For the time, however, “Hero” was simply an action movie out of step with the movies I had grown up with and accustomed to. I was too young to understand some of the political realities that affect the story and the film’s production so subtleties of a communist country influencing a story to make it more palatable to the official narrative were lost to me.
I liked the martial arts. I liked the use of color. I liked the simple narrative subversion and the nobility of the characters all around. I hadn’t seen a lot of Martial Arts movies yet but it seemed like they were mostly about one school or training style versus another or about personal revenge. Here was a film about large military conquests that was all boiled down to the battles between champions and a plot to assassinate a brutal conqueror. More my style.
As the action and story unfolded, I missed the subtleties at play in the characters. I was young and still thought love was somehow magic and couldn’t understand how a character could love someone but then go against them for ideological differences. I hadn’t faced those battles in my own life and so didn't realize that this is the most interesting drama in the film. The fights may be beautiful, subtle and born from deep internal emotion but I was missing that part of the equation until this last viewing.
Re-watching it, I was still impressed by the use of color to represent different seasons, emotions, and even versions of accounts of the same events but not like I was when I was younger.
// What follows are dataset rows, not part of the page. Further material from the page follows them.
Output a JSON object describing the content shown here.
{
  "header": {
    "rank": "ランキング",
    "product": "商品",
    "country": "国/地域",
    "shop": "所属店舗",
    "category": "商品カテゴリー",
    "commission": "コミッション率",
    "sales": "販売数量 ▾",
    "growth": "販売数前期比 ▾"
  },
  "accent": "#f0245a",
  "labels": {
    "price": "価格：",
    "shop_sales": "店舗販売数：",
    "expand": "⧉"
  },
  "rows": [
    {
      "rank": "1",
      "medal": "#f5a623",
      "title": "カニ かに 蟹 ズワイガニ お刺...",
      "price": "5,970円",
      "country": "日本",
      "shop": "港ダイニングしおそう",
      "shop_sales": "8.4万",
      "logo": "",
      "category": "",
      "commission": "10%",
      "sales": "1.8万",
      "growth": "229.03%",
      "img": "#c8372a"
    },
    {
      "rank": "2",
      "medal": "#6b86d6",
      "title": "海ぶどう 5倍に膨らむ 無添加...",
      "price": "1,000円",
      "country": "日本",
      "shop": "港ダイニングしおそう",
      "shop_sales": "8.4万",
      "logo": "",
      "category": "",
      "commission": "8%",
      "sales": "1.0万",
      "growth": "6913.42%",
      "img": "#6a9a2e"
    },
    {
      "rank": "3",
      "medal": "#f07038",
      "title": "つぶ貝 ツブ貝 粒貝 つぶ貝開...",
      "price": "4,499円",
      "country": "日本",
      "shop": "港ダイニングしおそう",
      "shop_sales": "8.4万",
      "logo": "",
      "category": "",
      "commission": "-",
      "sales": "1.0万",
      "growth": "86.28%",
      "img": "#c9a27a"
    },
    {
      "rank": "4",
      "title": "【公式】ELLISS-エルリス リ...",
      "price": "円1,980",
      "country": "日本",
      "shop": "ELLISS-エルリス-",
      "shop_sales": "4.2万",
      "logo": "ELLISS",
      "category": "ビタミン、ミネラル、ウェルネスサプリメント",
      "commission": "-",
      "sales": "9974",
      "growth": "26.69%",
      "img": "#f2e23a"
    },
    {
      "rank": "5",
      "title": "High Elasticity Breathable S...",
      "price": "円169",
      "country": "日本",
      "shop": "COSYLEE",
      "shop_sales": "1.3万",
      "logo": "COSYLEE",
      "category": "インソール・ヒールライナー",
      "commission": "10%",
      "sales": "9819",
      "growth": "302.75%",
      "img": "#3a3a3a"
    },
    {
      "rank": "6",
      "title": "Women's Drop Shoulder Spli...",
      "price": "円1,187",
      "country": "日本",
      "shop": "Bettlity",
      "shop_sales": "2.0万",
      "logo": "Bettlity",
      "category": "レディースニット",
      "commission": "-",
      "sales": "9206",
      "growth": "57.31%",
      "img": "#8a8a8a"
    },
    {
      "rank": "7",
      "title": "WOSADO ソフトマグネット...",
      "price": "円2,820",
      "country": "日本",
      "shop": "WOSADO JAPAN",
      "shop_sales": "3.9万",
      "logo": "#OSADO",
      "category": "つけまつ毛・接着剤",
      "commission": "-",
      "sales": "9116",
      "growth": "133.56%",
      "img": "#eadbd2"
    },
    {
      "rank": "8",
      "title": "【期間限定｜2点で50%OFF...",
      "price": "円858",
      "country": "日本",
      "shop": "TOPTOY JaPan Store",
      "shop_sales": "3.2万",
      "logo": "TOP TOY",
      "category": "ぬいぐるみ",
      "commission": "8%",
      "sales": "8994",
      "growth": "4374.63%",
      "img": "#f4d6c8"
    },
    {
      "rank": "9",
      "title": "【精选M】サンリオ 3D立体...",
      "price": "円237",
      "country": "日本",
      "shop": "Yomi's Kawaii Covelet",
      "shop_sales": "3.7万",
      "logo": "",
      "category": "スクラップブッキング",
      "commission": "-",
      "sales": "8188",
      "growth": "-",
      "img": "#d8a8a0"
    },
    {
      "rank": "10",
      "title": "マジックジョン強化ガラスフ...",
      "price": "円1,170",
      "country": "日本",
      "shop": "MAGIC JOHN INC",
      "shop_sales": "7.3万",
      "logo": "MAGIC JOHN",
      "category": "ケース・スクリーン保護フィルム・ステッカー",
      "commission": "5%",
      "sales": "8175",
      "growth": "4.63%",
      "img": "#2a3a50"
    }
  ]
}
The same goes for the choreography which looks a fair bit more like dancing than fighting to me at this point. The real difference is my latest viewing is that I am more experienced in the hardships, arguments, bonds, and broken loves of life than I was. Now these fights seem less like interesting backs and forth which keep me on the edge of the seat wondering who will win and how. These questions are all fairly predictable in this film.
No. The fights in “Hero” are the emotions. Do you want to see what pain looks like? Resolve? Respect? Watch the way Jet Li (“Fearless” 2006), Tony Leung (“Chungking Express“ 1994), Maggie Chow (”In the Mood for Love,” 2000), Donnie Yen (“Ip Man” 2010) and Ziyi Zhang (Crouching Tiger, Hidden Dragon” 2000) fight in this film. The fight is not to answer the question “What happens next?” It is to answer the question “But how do they really feel.”
The communication and sharing of emotional experience is core to the art of cinema. “Hero” excels in bringing these experiences into our lives with a style that is luscious yet minimal, fights that are frenetic yet peaceful, and heroes who kill yet are willing to die for their enemies.